In ycon.cc, I therefore implemented the Strategy design pattern, which immediately transforms SVG code (with support for Iconify standards) into the format the developer currently needs (Tailwind classes, Vue/React components, or Symfony UX).


#[AutoconfigureTag('app.icon_code_generator')]
final readonly class SymfonyUxGenerator implements IconCodeGeneratorInterface
{
    public function generate(Icon $icon, ?string $alias = null): iterable
    {
        $prefix = $icon->getIconSet()?->getPrefix() ?? 'unknown';
        $originalName = $icon->getName();
        $iconName = sprintf('%s:%s', $prefix, $originalName);

        $renderName = $alias ?? $iconName;

        if ($alias !== null) {
            yield "Import Icon" => sprintf('<code>php bin/console ux:icon:import %s --as=%s</code>', $iconName, $alias);
        } else {
            yield "Import Icon" => sprintf('<code>php bin/console ux:icon:import %s</code>', $iconName);
        }

        yield "Twig Component" => "<code>".htmlspecialchars(sprintf('<twig:ux:icon name="%s" />', $renderName))."</code>";
        yield "Render Icon" => sprintf('<code>{{ ux_icon(\'%s\') }}</code>', $renderName);
    }
}

Just pick a framework and with one click, you have the code ready in your clipboard.

Conclusion

Transforming a gigantic repository like iconify/json into a fully semantic search tool was exactly the technical adventure why I love programming. The combination of LLM for data-enrichment and Meilisearch for lightning-fast querying is a combo I can only recommend.

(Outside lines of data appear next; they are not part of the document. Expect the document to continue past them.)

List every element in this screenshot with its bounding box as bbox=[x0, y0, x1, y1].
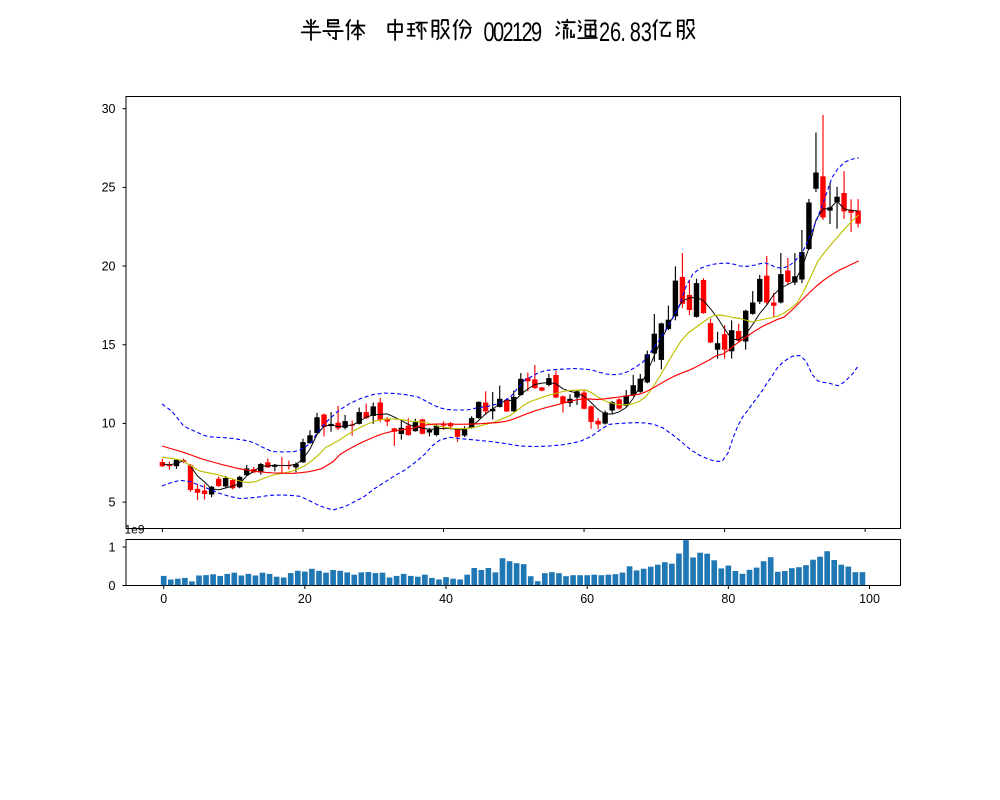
svg-text:2: 2 bbox=[502, 17, 513, 48]
svg-text:9: 9 bbox=[531, 17, 542, 48]
svg-text:2: 2 bbox=[599, 17, 610, 48]
svg-text:25: 25 bbox=[102, 181, 116, 195]
svg-text:.: . bbox=[620, 17, 626, 48]
svg-text:1: 1 bbox=[512, 17, 523, 48]
svg-text:40: 40 bbox=[439, 592, 453, 606]
svg-text:0: 0 bbox=[109, 579, 116, 593]
svg-text:60: 60 bbox=[580, 592, 594, 606]
svg-text:80: 80 bbox=[721, 592, 735, 606]
svg-text:1: 1 bbox=[109, 540, 116, 554]
svg-text:1e9: 1e9 bbox=[125, 523, 145, 537]
svg-text:10: 10 bbox=[102, 417, 116, 431]
svg-text:5: 5 bbox=[109, 495, 116, 509]
svg-text:30: 30 bbox=[102, 102, 116, 116]
svg-text:0: 0 bbox=[493, 17, 504, 48]
svg-text:20: 20 bbox=[298, 592, 312, 606]
svg-text:3: 3 bbox=[641, 17, 652, 48]
svg-text:100: 100 bbox=[859, 592, 880, 606]
svg-text:20: 20 bbox=[102, 259, 116, 273]
svg-text:6: 6 bbox=[610, 17, 621, 48]
svg-text:0: 0 bbox=[160, 592, 167, 606]
svg-text:8: 8 bbox=[630, 17, 641, 48]
svg-text:2: 2 bbox=[521, 17, 532, 48]
svg-text:0: 0 bbox=[483, 17, 494, 48]
svg-text:15: 15 bbox=[102, 338, 116, 352]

If you are currently building a website or application and are tired of remembering exact technical names for icons, I have launched a beta version at ycon.cc.

Try entering a context into the search (e.g., "mute sound" or "add to cart") and let me know in the comments if it found what you expected. I greatly appreciate every piece of feedback (even critical).

Top comments (1)

Svg/icons • May 22

Really interesting approach. Icon search is a great use case for semantic search because developers often know the meaning they want to express, but not the exact keyword to type.

For example, an icon for "secure access", "empty state", or "team management" may not match a single obvious term. Intent-based search can make icon discovery feel much more natural than browsing categories or guessing keywords.

This kind of workflow could become especially useful for UI builders, design systems, and developer tools.